# Get Used to Gas Prices Under $3 Per Gallon in 2015



## SeaBreeze (Nov 13, 2014)

I just filled up, paid $2.99 at the station I went to, but I'm okay with that...just glad to see it under $3 and hope it truly will stay that way...http://time.com/money/3583342/gas-prices-under-3-per-gallon/



> According to a report this week from the federal Energy Information Administration, it looks like sub-$3 gas prices will be sticking around for a while. The report projects that gas prices will keep declining through the end of the year, with a national average of $2.80 expected for December. And the average for 2015 as a whole is being forecast at $2.94 per gallon.


----------



## Falcon (Nov 13, 2014)

Same here. Last evening I filled up at the nearby ARCO station; $2.99/gal.
What a nice change; under $3/gal.  I gave the cashier $50 and got back $5. Now the tank's FULL.


----------



## rkunsaw (Nov 14, 2014)

I filled my wife's car yesterday for 2.599 gallon.


----------



## oldman (Nov 14, 2014)

http://www.gasbuddy.com/GB_Price_List.aspx?cntry=USA


----------



## rkunsaw (Nov 14, 2014)

I think your pricelist is out of date oldman.


----------



## Pappy (Nov 14, 2014)

$2.84 here in Palm Bay at BJ's. 
But still I remember....a long, long time ago in another lifetime, 25 cents a gallon. I can dream can't i?


----------



## oldman (Nov 14, 2014)

rkunsaw said:


> I think your price list is out of date oldman.



Really?
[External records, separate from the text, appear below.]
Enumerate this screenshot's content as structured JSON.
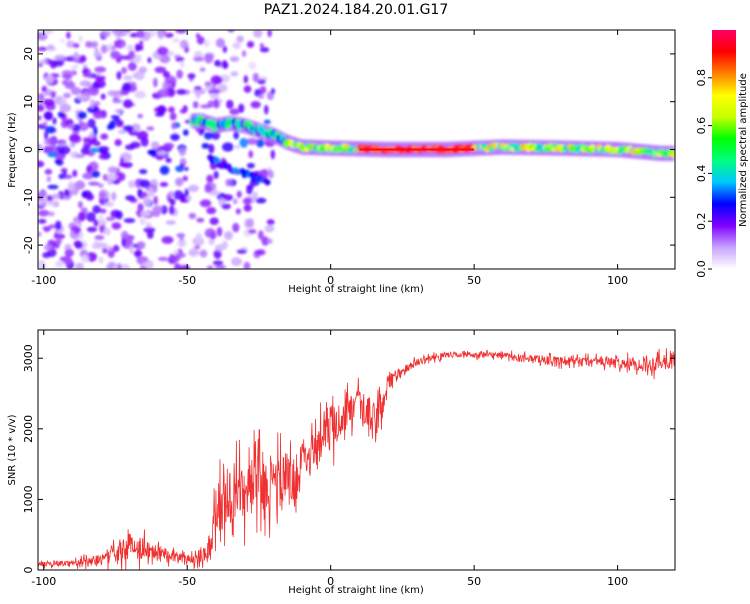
{
  "title": "PAZ1.2024.184.20.01.G17",
  "chart_data": [
    {
      "type": "heatmap",
      "xlabel": "Height of straight line (km)",
      "ylabel": "Frequency (Hz)",
      "xlim": [
        -102,
        120
      ],
      "ylim": [
        -25,
        25
      ],
      "xticks": [
        -100,
        -50,
        0,
        50,
        100
      ],
      "xtick_labels": [
        "-100",
        "-50",
        "0",
        "50",
        "100"
      ],
      "yticks": [
        -20,
        -10,
        0,
        10,
        20
      ],
      "ytick_labels": [
        "-20",
        "-10",
        "0",
        "10",
        "20"
      ],
      "colorbar": {
        "label": "Normalized spectral amplitude",
        "ticks": [
          0.0,
          0.2,
          0.4,
          0.6,
          0.8
        ],
        "tick_labels": [
          "0.0",
          "0.2",
          "0.4",
          "0.6",
          "0.8"
        ],
        "range": [
          0,
          1
        ],
        "colors": [
          "#ffffff",
          "#c9a3ff",
          "#7f00ff",
          "#0000ff",
          "#00c8ff",
          "#00ff7f",
          "#00ff00",
          "#c8ff00",
          "#ffff00",
          "#ff8000",
          "#ff0000",
          "#ff0066"
        ]
      },
      "features": {
        "scatter_region_x": [
          -102,
          -20
        ],
        "scatter_freq_range": [
          -25,
          25
        ],
        "ridge_points": [
          {
            "x": -45,
            "y": 6
          },
          {
            "x": -40,
            "y": 5
          },
          {
            "x": -35,
            "y": 5.5
          },
          {
            "x": -30,
            "y": 5
          },
          {
            "x": -25,
            "y": 4
          },
          {
            "x": -20,
            "y": 3
          },
          {
            "x": -15,
            "y": 1.5
          },
          {
            "x": -10,
            "y": 0.5
          },
          {
            "x": 0,
            "y": 0.3
          },
          {
            "x": 20,
            "y": 0
          },
          {
            "x": 40,
            "y": 0
          },
          {
            "x": 60,
            "y": 0.5
          },
          {
            "x": 80,
            "y": 0.3
          },
          {
            "x": 100,
            "y": 0
          },
          {
            "x": 115,
            "y": -0.8
          }
        ],
        "peak_amplitude_x": [
          10,
          50
        ],
        "peak_amplitude": 0.95
      }
    },
    {
      "type": "line",
      "xlabel": "Height of straight line (km)",
      "ylabel": "SNR (10 * v/v)",
      "xlim": [
        -102,
        120
      ],
      "ylim": [
        0,
        3400
      ],
      "xticks": [
        -100,
        -50,
        0,
        50,
        100
      ],
      "xtick_labels": [
        "-100",
        "-50",
        "0",
        "50",
        "100"
      ],
      "yticks": [
        0,
        1000,
        2000,
        3000
      ],
      "ytick_labels": [
        "0",
        "1000",
        "2000",
        "3000"
      ],
      "series": [
        {
          "color": "#f03030",
          "x": [
            -102,
            -90,
            -80,
            -75,
            -70,
            -65,
            -60,
            -55,
            -50,
            -45,
            -42,
            -40,
            -35,
            -30,
            -25,
            -20,
            -15,
            -12,
            -10,
            -5,
            0,
            5,
            10,
            15,
            18,
            20,
            25,
            30,
            35,
            40,
            45,
            50,
            55,
            60,
            65,
            70,
            75,
            80,
            85,
            90,
            95,
            100,
            105,
            110,
            115,
            120
          ],
          "y": [
            80,
            100,
            150,
            250,
            350,
            300,
            280,
            200,
            150,
            200,
            350,
            900,
            1000,
            1100,
            1300,
            1200,
            1300,
            1200,
            1600,
            1800,
            2000,
            2200,
            2300,
            2100,
            2300,
            2700,
            2800,
            2950,
            3000,
            3050,
            3050,
            3050,
            3050,
            3050,
            3000,
            3000,
            2980,
            2950,
            2950,
            2950,
            2950,
            2930,
            2920,
            2900,
            2950,
            3000
          ],
          "noise_amplitude": [
            60,
            80,
            150,
            300,
            350,
            300,
            250,
            150,
            120,
            200,
            400,
            700,
            800,
            800,
            800,
            800,
            800,
            500,
            500,
            500,
            600,
            500,
            500,
            600,
            400,
            250,
            150,
            100,
            80,
            80,
            80,
            80,
            80,
            80,
            100,
            100,
            120,
            120,
            120,
            150,
            150,
            150,
            160,
            200,
            250,
            250
          ]
        }
      ]
    }
  ]
}
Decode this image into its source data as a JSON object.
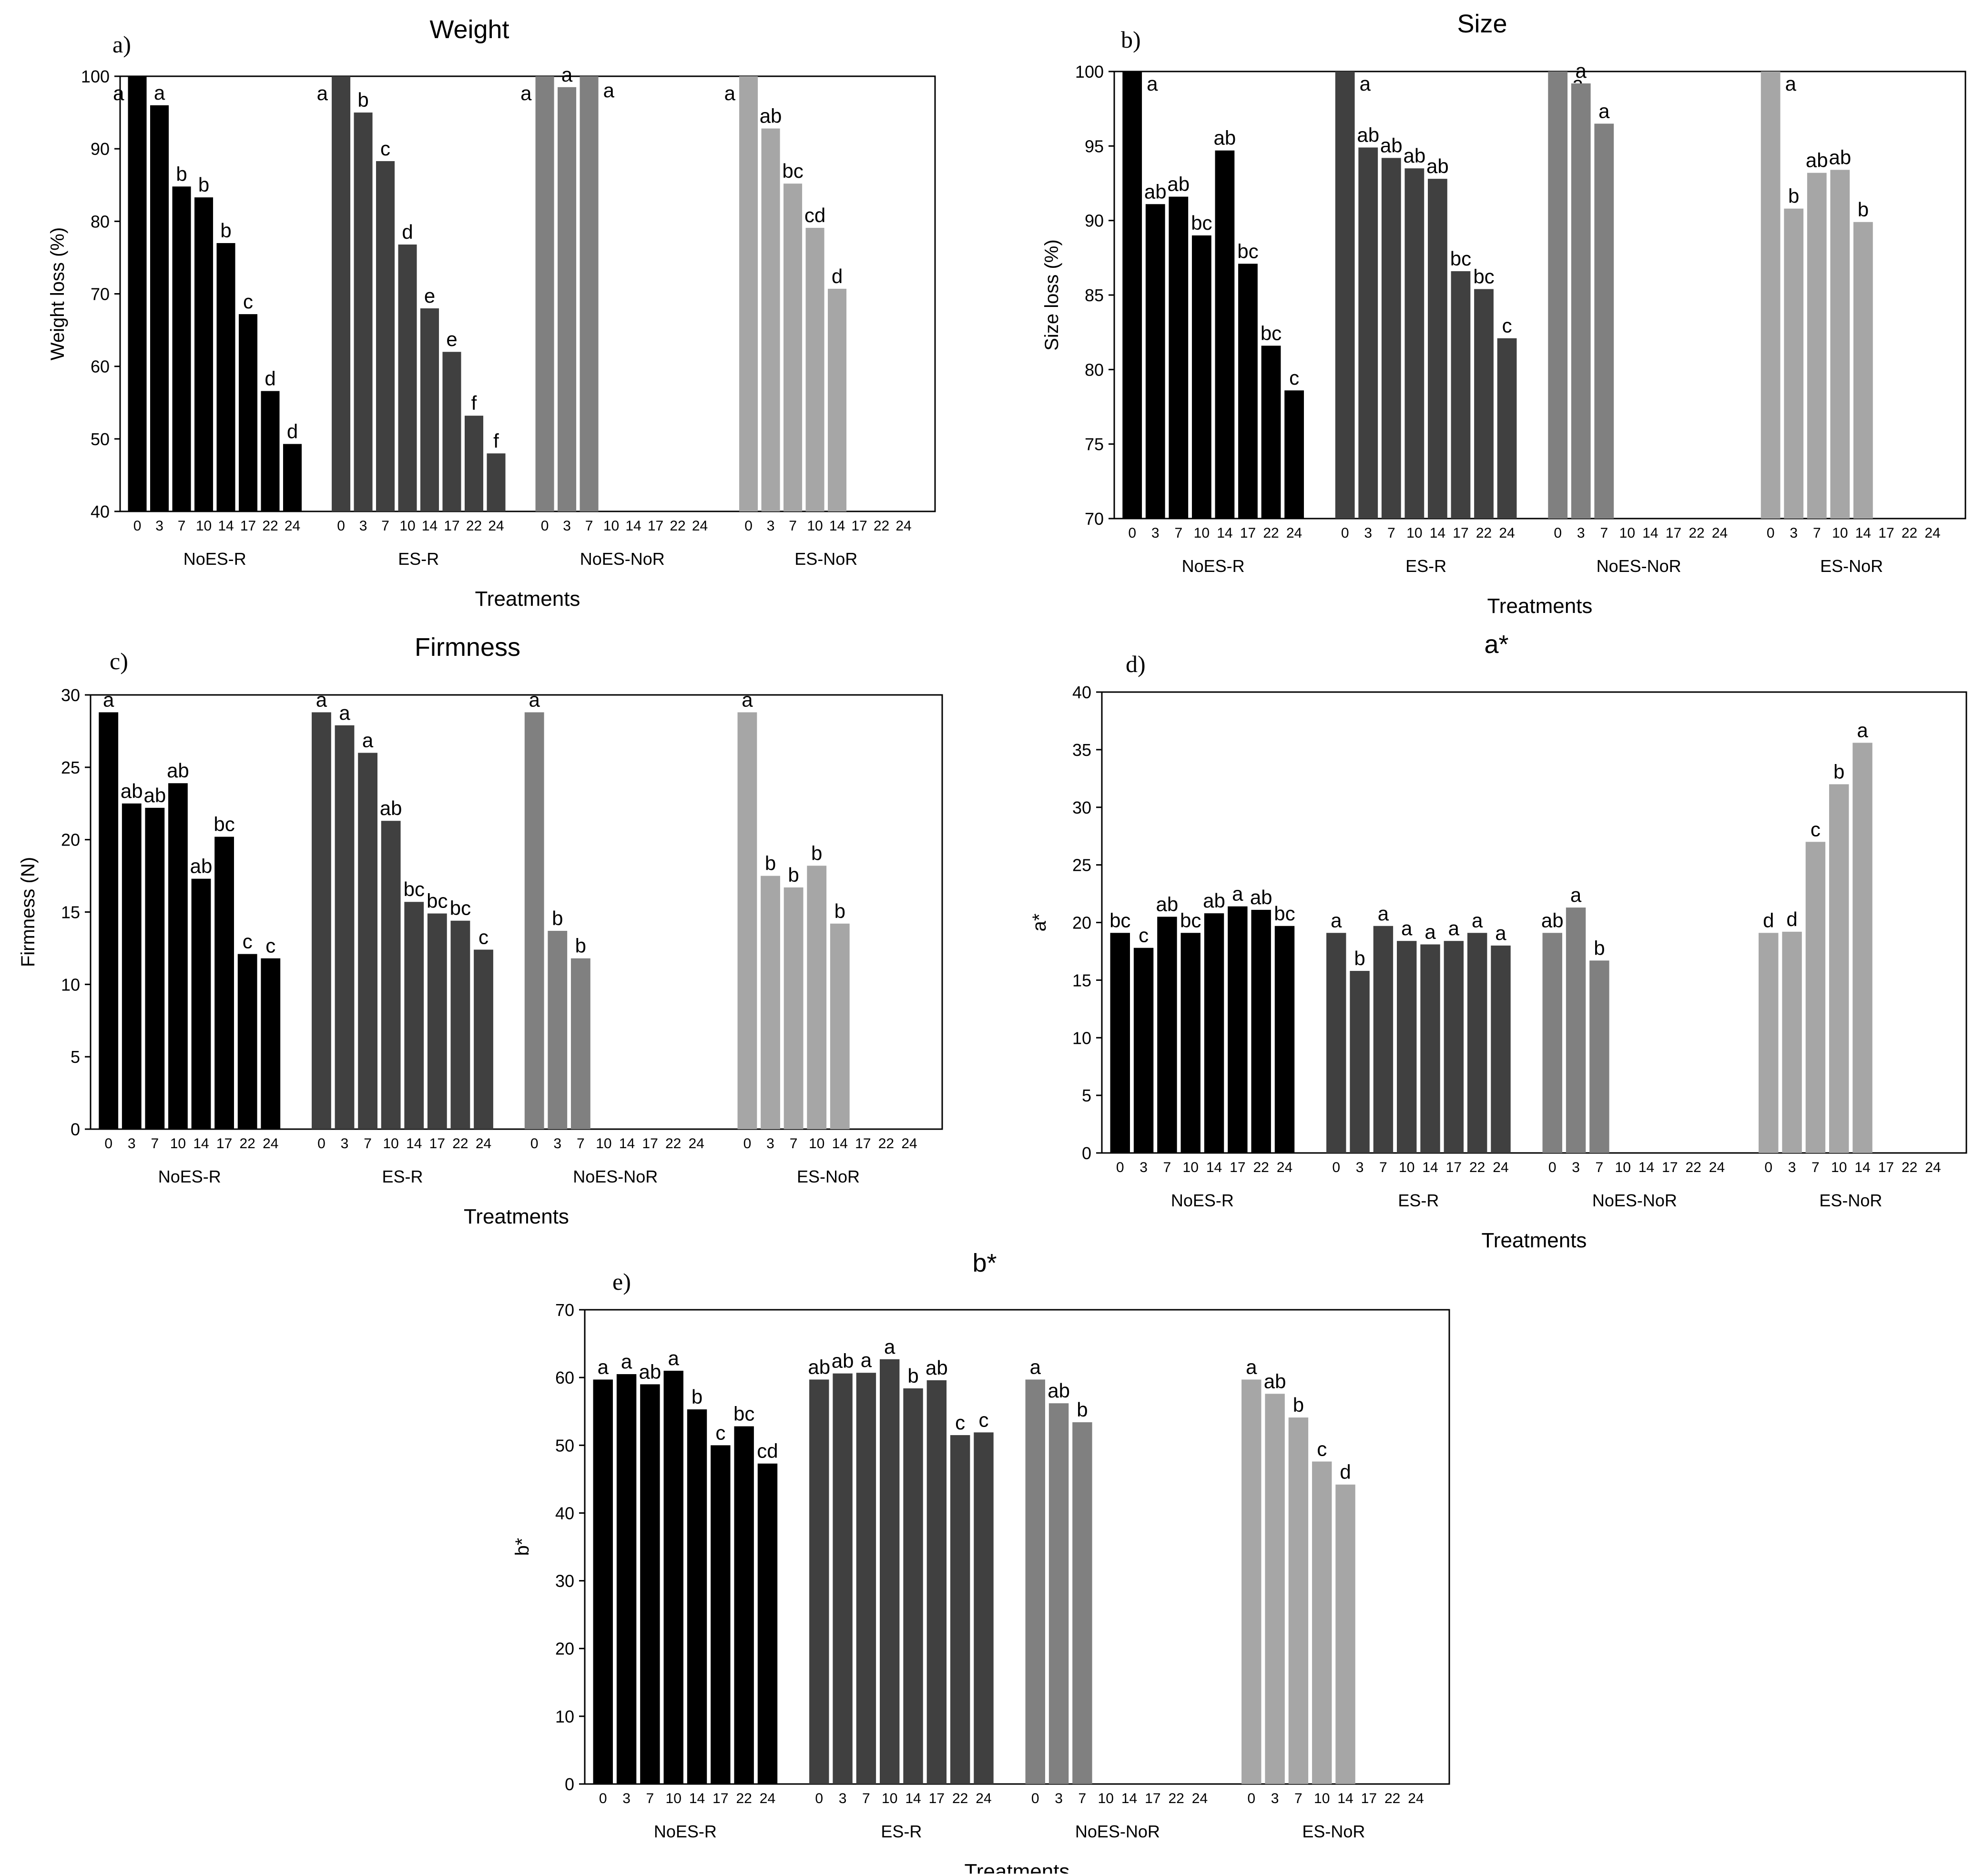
{
  "figure": {
    "groups": [
      "NoES-R",
      "ES-R",
      "NoES-NoR",
      "ES-NoR"
    ],
    "days": [
      "0",
      "3",
      "7",
      "10",
      "14",
      "17",
      "22",
      "24"
    ],
    "group_colors": [
      "#000000",
      "#404040",
      "#808080",
      "#a6a6a6"
    ]
  },
  "chart_data": [
    {
      "type": "bar",
      "panel": "a)",
      "title": "Weight",
      "xlabel": "Treatments",
      "ylabel": "Weight  loss (%)",
      "ylim": [
        40,
        100
      ],
      "yticks": [
        40,
        50,
        60,
        70,
        80,
        90,
        100
      ],
      "series": [
        {
          "name": "NoES-R",
          "values": [
            100,
            96,
            84.8,
            83.3,
            77,
            67.2,
            56.6,
            49.3
          ],
          "letters": [
            "a",
            "a",
            "b",
            "b",
            "b",
            "c",
            "d",
            "d"
          ]
        },
        {
          "name": "ES-R",
          "values": [
            100,
            95,
            88.3,
            76.8,
            68,
            62,
            53.2,
            48
          ],
          "letters": [
            "a",
            "b",
            "c",
            "d",
            "e",
            "e",
            "f",
            "f"
          ]
        },
        {
          "name": "NoES-NoR",
          "values": [
            100,
            98.5,
            100,
            null,
            null,
            null,
            null,
            null
          ],
          "letters": [
            "a",
            "a",
            "a",
            "",
            "",
            "",
            "",
            ""
          ]
        },
        {
          "name": "ES-NoR",
          "values": [
            100,
            92.8,
            85.2,
            79.1,
            70.7,
            null,
            null,
            null
          ],
          "letters": [
            "a",
            "ab",
            "bc",
            "cd",
            "d",
            "",
            "",
            ""
          ]
        }
      ]
    },
    {
      "type": "bar",
      "panel": "b)",
      "title": "Size",
      "xlabel": "Treatments",
      "ylabel": "Size loss (%)",
      "ylim": [
        70,
        100
      ],
      "yticks": [
        70,
        75,
        80,
        85,
        90,
        95,
        100
      ],
      "series": [
        {
          "name": "NoES-R",
          "values": [
            100,
            91.1,
            91.6,
            89,
            94.7,
            87.1,
            81.6,
            78.6
          ],
          "letters": [
            "a",
            "ab",
            "ab",
            "bc",
            "ab",
            "bc",
            "bc",
            "c"
          ]
        },
        {
          "name": "ES-R",
          "values": [
            100,
            94.9,
            94.2,
            93.5,
            92.8,
            86.6,
            85.4,
            82.1
          ],
          "letters": [
            "a",
            "ab",
            "ab",
            "ab",
            "ab",
            "bc",
            "bc",
            "c"
          ]
        },
        {
          "name": "NoES-NoR",
          "values": [
            100,
            99.2,
            96.5,
            null,
            null,
            null,
            null,
            null
          ],
          "letters": [
            "a",
            "a",
            "a",
            "",
            "",
            "",
            "",
            ""
          ]
        },
        {
          "name": "ES-NoR",
          "values": [
            100,
            90.8,
            93.2,
            93.4,
            89.9,
            null,
            null,
            null
          ],
          "letters": [
            "a",
            "b",
            "ab",
            "ab",
            "b",
            "",
            "",
            ""
          ]
        }
      ]
    },
    {
      "type": "bar",
      "panel": "c)",
      "title": "Firmness",
      "xlabel": "Treatments",
      "ylabel": "Firmness (N)",
      "ylim": [
        0,
        30
      ],
      "yticks": [
        0,
        5,
        10,
        15,
        20,
        25,
        30
      ],
      "series": [
        {
          "name": "NoES-R",
          "values": [
            28.8,
            22.5,
            22.2,
            23.9,
            17.3,
            20.2,
            12.1,
            11.8
          ],
          "letters": [
            "a",
            "ab",
            "ab",
            "ab",
            "ab",
            "bc",
            "c",
            "c"
          ]
        },
        {
          "name": "ES-R",
          "values": [
            28.8,
            27.9,
            26,
            21.3,
            15.7,
            14.9,
            14.4,
            12.4
          ],
          "letters": [
            "a",
            "a",
            "a",
            "ab",
            "bc",
            "bc",
            "bc",
            "c"
          ]
        },
        {
          "name": "NoES-NoR",
          "values": [
            28.8,
            13.7,
            11.8,
            null,
            null,
            null,
            null,
            null
          ],
          "letters": [
            "a",
            "b",
            "b",
            "",
            "",
            "",
            "",
            ""
          ]
        },
        {
          "name": "ES-NoR",
          "values": [
            28.8,
            17.5,
            16.7,
            18.2,
            14.2,
            null,
            null,
            null
          ],
          "letters": [
            "a",
            "b",
            "b",
            "b",
            "b",
            "",
            "",
            ""
          ]
        }
      ]
    },
    {
      "type": "bar",
      "panel": "d)",
      "title": "a*",
      "xlabel": "Treatments",
      "ylabel": "a*",
      "ylim": [
        0,
        40
      ],
      "yticks": [
        0,
        5,
        10,
        15,
        20,
        25,
        30,
        35,
        40
      ],
      "series": [
        {
          "name": "NoES-R",
          "values": [
            19.1,
            17.8,
            20.5,
            19.1,
            20.8,
            21.4,
            21.1,
            19.7
          ],
          "letters": [
            "bc",
            "c",
            "ab",
            "bc",
            "ab",
            "a",
            "ab",
            "bc"
          ]
        },
        {
          "name": "ES-R",
          "values": [
            19.1,
            15.8,
            19.7,
            18.4,
            18.1,
            18.4,
            19.1,
            18
          ],
          "letters": [
            "a",
            "b",
            "a",
            "a",
            "a",
            "a",
            "a",
            "a"
          ]
        },
        {
          "name": "NoES-NoR",
          "values": [
            19.1,
            21.3,
            16.7,
            null,
            null,
            null,
            null,
            null
          ],
          "letters": [
            "ab",
            "a",
            "b",
            "",
            "",
            "",
            "",
            ""
          ]
        },
        {
          "name": "ES-NoR",
          "values": [
            19.1,
            19.2,
            27,
            32,
            35.6,
            null,
            null,
            null
          ],
          "letters": [
            "d",
            "d",
            "c",
            "b",
            "a",
            "",
            "",
            ""
          ]
        }
      ]
    },
    {
      "type": "bar",
      "panel": "e)",
      "title": "b*",
      "xlabel": "Treatments",
      "ylabel": "b*",
      "ylim": [
        0,
        70
      ],
      "yticks": [
        0,
        10,
        20,
        30,
        40,
        50,
        60,
        70
      ],
      "series": [
        {
          "name": "NoES-R",
          "values": [
            59.7,
            60.5,
            59,
            61,
            55.3,
            50,
            52.8,
            47.3
          ],
          "letters": [
            "a",
            "a",
            "ab",
            "a",
            "b",
            "c",
            "bc",
            "cd"
          ]
        },
        {
          "name": "ES-R",
          "values": [
            59.7,
            60.6,
            60.7,
            62.7,
            58.4,
            59.6,
            51.5,
            51.9
          ],
          "letters": [
            "ab",
            "ab",
            "a",
            "a",
            "b",
            "ab",
            "c",
            "c"
          ]
        },
        {
          "name": "NoES-NoR",
          "values": [
            59.7,
            56.2,
            53.4,
            null,
            null,
            null,
            null,
            null
          ],
          "letters": [
            "a",
            "ab",
            "b",
            "",
            "",
            "",
            "",
            ""
          ]
        },
        {
          "name": "ES-NoR",
          "values": [
            59.7,
            57.6,
            54.1,
            47.6,
            44.2,
            null,
            null,
            null
          ],
          "letters": [
            "a",
            "ab",
            "b",
            "c",
            "d",
            "",
            "",
            ""
          ]
        }
      ]
    }
  ]
}
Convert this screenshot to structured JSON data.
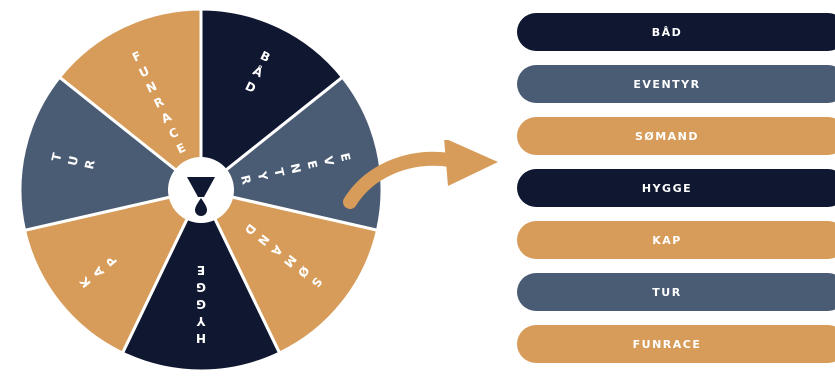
{
  "colors": {
    "navy": "#0f1731",
    "slate": "#4a5b74",
    "tan": "#d79c59",
    "white": "#ffffff"
  },
  "wheel": {
    "center_icon": "drop-v-logo-icon",
    "segments": [
      {
        "label": "BÅD",
        "color": "#0f1731"
      },
      {
        "label": "EVENTYR",
        "color": "#4a5b74"
      },
      {
        "label": "SØMAND",
        "color": "#d79c59"
      },
      {
        "label": "HYGGE",
        "color": "#0f1731"
      },
      {
        "label": "KAP",
        "color": "#d79c59"
      },
      {
        "label": "TUR",
        "color": "#4a5b74"
      },
      {
        "label": "FUNRACE",
        "color": "#d79c59"
      }
    ]
  },
  "arrow_icon": "curved-arrow-icon",
  "list": {
    "items": [
      {
        "label": "BÅD",
        "color": "#0f1731"
      },
      {
        "label": "EVENTYR",
        "color": "#4a5b74"
      },
      {
        "label": "SØMAND",
        "color": "#d79c59"
      },
      {
        "label": "HYGGE",
        "color": "#0f1731"
      },
      {
        "label": "KAP",
        "color": "#d79c59"
      },
      {
        "label": "TUR",
        "color": "#4a5b74"
      },
      {
        "label": "FUNRACE",
        "color": "#d79c59"
      }
    ]
  }
}
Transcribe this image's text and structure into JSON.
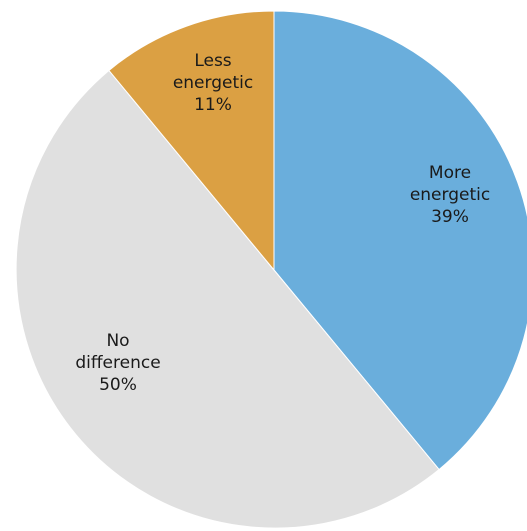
{
  "chart_data": {
    "type": "pie",
    "title": "",
    "legend": "none",
    "slices": [
      {
        "label_lines": [
          "More",
          "energetic"
        ],
        "percent_label": "39%",
        "value": 39,
        "color": "#6aaedc"
      },
      {
        "label_lines": [
          "No",
          "difference"
        ],
        "percent_label": "50%",
        "value": 50,
        "color": "#e0e0e0"
      },
      {
        "label_lines": [
          "Less",
          "energetic"
        ],
        "percent_label": "11%",
        "value": 11,
        "color": "#dba043"
      }
    ]
  }
}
I just got that from gasbuddy.com about 5 minutes ago. It is right for my zip code.

My wife uses Premium in her Lexus, even though it says in the book that the driver may use Regular.


----------



## rkunsaw (Nov 14, 2014)

Look a my post above yours. I paid 17 cents/gal less than the list said for my area.


----------



## oldman (Nov 14, 2014)

Larry, it's up to the consumers to keep the price posted. If it is not up to date, it is because no one has posted the current price for awhile. I don't run the board, I was showing it to everyone as a reference point. I wasn't trying to mislead anyone and I apologize if anyone took it that way.


----------



## shedevil7953 (Nov 14, 2014)

Yes, it got down to 2.75 here earlier in the week but back up to 2.99.  I figure it will continue to go up as we get closer to Thanksgiving.  They know they can gouge us.


----------



## Don M. (Nov 14, 2014)

Pappy said:


> $2.84 here in Palm Bay at BJ's.
> But still I remember....a long, long time ago in another lifetime, 25 cents a gallon. I can dream can't i?



$2.69 a gallon in Central Missouri.   I hear ya on "the other lifetime".  When I was in high school, I pumped gas at a local gas station on weekends, and paid 18 cents a gallon....course, I only made $1.75/hr.


----------



## Bullie76 (Nov 15, 2014)

I saw $2.57 near Mobile, AL yesterday. The lower prices are nice, but I have a hard time believing they will stay low for an extended period of time.


----------



## Bullie76 (Nov 16, 2014)

Paid $2.50 this morning. I'm liking it.


----------



## SeaBreeze (Nov 23, 2014)

Just filled up and paid 2.83 per gal.  I think that's the lowest I've paid so far.


----------